The World Bank Board approved USD 650 million towards the third loan for the Indias’s Eastern Dedicated Freight Corridor (EDFC) to support the construction of the freight-only rail line.
The Eastern Corridor is 1,840 km long and extends from Ludhiana to Kolkata. The World Bank is supporting the Eastern Dedicated Freight Corridor (EDFC) as a series of projects in which the three sections with a total route length of 1,146 km will be delivered sequentially, but with considerable overlap in their construction schedules.

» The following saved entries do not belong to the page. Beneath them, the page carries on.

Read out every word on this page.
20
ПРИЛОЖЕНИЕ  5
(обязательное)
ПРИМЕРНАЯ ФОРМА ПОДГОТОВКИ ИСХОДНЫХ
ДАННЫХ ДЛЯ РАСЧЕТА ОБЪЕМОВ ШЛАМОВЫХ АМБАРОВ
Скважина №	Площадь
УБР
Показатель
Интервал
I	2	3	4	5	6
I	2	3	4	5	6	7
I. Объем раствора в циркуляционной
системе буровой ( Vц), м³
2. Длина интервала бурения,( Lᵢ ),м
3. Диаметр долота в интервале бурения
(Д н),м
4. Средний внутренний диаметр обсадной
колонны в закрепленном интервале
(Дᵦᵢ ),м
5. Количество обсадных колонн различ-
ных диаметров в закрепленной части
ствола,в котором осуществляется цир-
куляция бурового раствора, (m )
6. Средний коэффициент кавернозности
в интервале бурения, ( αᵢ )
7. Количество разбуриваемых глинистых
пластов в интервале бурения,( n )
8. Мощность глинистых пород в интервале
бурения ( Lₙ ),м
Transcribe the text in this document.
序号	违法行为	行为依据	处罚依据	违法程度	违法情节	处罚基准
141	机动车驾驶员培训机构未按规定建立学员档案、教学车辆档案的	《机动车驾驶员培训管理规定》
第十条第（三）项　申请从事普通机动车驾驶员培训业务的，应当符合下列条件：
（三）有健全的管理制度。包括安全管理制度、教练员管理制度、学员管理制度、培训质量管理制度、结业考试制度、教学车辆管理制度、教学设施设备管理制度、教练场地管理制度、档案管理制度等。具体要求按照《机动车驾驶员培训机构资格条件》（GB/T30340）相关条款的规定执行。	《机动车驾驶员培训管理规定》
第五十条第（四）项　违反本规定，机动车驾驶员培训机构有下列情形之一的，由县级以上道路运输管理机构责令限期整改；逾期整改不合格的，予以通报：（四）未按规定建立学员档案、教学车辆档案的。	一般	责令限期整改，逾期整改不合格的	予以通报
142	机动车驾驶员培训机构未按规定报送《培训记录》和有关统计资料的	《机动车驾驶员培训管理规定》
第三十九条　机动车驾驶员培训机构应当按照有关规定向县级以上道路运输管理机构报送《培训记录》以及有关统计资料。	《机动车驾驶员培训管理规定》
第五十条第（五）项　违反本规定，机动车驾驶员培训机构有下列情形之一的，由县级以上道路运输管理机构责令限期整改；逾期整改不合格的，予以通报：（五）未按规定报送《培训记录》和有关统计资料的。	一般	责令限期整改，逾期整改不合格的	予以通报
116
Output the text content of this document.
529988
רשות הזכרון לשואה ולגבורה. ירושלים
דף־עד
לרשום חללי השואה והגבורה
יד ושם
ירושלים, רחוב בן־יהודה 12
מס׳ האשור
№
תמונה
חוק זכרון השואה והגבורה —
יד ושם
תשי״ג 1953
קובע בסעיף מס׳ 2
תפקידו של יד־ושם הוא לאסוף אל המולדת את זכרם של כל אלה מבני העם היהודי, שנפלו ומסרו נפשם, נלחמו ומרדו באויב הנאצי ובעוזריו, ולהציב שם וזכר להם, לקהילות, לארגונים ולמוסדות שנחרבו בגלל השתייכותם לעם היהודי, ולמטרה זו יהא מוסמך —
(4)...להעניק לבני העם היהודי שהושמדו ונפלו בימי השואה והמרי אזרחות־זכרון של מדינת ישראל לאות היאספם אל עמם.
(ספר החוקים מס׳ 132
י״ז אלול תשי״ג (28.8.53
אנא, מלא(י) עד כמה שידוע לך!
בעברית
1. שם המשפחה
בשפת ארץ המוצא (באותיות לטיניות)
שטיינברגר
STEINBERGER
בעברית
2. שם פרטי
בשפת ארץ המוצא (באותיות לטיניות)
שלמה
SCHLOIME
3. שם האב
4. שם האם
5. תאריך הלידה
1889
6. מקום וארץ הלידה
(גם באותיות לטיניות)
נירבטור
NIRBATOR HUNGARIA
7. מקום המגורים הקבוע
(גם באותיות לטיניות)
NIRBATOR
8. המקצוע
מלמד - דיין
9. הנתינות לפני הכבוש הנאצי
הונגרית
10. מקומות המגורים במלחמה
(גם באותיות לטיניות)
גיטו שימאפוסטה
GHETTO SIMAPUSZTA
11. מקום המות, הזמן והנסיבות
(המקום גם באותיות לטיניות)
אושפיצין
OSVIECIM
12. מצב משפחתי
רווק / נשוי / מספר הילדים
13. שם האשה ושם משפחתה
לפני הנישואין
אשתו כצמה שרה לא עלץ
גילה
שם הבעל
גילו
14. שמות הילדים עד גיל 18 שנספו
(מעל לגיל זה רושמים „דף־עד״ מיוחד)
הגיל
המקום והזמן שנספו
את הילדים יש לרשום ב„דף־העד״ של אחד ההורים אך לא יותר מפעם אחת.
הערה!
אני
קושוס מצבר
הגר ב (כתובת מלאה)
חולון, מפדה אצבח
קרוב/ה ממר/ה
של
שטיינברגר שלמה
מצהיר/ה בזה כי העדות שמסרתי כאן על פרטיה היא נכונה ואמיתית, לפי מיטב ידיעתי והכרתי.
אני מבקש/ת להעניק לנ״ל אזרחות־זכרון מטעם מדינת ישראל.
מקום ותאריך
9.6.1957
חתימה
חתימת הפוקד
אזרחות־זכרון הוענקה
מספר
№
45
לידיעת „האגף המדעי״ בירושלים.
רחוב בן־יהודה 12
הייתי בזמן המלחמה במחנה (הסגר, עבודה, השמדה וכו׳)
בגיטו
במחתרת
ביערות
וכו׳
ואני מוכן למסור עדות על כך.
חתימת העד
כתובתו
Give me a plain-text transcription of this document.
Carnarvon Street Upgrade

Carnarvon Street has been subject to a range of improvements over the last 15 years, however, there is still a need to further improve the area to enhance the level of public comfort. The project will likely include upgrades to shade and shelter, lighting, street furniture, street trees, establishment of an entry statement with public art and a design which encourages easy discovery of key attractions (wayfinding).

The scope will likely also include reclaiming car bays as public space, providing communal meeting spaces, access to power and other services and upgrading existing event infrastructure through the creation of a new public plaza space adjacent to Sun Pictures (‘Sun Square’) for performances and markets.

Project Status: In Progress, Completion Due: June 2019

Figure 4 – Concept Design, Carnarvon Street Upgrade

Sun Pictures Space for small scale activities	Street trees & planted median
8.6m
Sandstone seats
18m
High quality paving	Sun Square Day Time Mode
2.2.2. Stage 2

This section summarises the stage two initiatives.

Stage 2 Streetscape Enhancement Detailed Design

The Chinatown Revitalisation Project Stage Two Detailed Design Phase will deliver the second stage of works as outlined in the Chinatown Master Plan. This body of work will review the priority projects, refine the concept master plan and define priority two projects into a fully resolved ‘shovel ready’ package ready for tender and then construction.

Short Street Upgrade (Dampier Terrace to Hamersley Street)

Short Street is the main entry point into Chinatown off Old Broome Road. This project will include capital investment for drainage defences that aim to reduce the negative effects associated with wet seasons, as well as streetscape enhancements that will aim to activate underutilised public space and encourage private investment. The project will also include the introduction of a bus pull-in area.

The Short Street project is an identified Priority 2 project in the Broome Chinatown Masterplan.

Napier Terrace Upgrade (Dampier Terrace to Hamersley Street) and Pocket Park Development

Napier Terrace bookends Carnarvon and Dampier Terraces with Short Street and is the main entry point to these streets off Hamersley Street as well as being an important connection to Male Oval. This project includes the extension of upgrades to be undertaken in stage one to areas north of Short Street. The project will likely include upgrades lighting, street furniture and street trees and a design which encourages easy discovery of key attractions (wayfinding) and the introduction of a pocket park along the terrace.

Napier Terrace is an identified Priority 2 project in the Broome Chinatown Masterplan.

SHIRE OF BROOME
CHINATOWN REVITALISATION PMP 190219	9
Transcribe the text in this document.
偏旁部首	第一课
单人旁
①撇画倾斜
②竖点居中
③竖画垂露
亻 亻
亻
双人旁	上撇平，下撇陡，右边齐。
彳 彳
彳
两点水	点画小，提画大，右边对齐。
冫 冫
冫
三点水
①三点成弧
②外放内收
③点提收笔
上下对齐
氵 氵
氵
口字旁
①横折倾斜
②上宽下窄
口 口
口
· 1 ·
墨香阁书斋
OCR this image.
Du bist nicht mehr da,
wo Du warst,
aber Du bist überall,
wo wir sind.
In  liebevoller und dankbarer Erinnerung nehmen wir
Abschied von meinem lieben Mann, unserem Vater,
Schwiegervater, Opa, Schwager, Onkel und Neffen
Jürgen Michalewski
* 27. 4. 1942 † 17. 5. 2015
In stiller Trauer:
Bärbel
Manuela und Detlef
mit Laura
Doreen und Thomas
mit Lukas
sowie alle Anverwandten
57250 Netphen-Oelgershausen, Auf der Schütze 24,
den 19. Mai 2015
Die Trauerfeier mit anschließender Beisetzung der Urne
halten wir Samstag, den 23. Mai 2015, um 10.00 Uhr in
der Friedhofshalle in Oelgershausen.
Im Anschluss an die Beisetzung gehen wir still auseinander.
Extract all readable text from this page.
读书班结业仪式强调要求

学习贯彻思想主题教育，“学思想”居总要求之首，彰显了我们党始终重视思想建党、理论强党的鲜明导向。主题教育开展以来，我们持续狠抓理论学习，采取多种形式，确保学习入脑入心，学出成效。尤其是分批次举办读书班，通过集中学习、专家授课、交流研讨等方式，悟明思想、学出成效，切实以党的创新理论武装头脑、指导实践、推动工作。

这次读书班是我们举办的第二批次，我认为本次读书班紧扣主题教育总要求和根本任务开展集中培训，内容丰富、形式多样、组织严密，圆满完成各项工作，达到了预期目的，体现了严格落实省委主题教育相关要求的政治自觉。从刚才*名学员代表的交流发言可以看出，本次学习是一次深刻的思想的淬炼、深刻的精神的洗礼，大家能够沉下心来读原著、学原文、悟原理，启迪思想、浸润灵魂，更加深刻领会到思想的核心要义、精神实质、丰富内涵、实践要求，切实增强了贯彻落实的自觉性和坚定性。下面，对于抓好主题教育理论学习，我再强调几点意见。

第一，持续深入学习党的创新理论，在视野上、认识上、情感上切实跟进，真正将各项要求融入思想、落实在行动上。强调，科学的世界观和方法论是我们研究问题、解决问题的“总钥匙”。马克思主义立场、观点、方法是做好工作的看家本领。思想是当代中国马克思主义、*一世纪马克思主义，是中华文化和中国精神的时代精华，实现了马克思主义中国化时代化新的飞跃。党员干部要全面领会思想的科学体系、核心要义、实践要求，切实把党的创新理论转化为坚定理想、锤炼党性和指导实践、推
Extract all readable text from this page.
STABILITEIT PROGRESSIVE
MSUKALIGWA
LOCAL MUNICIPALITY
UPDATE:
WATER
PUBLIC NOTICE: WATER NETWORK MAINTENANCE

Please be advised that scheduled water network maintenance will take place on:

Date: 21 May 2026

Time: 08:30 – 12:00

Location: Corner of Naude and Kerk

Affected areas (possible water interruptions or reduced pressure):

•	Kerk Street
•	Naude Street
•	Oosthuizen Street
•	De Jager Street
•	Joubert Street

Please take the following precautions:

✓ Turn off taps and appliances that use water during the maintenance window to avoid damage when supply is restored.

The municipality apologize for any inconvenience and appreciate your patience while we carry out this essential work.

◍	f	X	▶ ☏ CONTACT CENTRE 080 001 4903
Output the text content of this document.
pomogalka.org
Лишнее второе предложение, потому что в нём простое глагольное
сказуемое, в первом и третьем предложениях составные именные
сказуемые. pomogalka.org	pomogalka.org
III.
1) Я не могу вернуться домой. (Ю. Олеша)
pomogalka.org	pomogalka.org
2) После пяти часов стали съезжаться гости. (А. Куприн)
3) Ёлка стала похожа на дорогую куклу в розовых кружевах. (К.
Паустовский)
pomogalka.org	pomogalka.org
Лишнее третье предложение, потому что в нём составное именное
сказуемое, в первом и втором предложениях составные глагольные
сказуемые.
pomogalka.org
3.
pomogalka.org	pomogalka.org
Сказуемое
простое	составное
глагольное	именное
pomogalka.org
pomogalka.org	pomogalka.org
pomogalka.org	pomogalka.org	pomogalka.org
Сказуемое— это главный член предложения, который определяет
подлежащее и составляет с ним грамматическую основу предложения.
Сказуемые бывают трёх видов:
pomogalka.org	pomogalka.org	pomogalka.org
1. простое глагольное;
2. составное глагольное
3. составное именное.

EDFC 3, approved on June 30, 2015, will build the 401 km Ludhiana-Khurja section in Uttar Pradesh, Haryana and Punjab. The Project will help increase the capacity of these freight-only lines by raising the axle-load limit from 22.9 to 25 tons and enable speeds of up to 100 km/hr. It will also help develop the institutional capacity of the Dedicated Freight Corridor Corporation of India Ltd (DFCCIL) to build and maintain the DFC infrastructure network.
The first loan of USD 975 million for the 343 km Khurja-Kanpur section in the EDFC program was approved by the World Bank Board in May 2011 and is already under implementation. So far it has awarded contracts worth USD 700 million for this section. The second loan of USD 1.1 billion for EDFC2 which covers 402 km from Kanpur to Mughal Sarai was approved by the World Bank in April 2014. Under EDFC2, civil works contract for about USD 800 million has been awarded and contracts worth about USD 240 million, for establishing rail systems, are under procurement.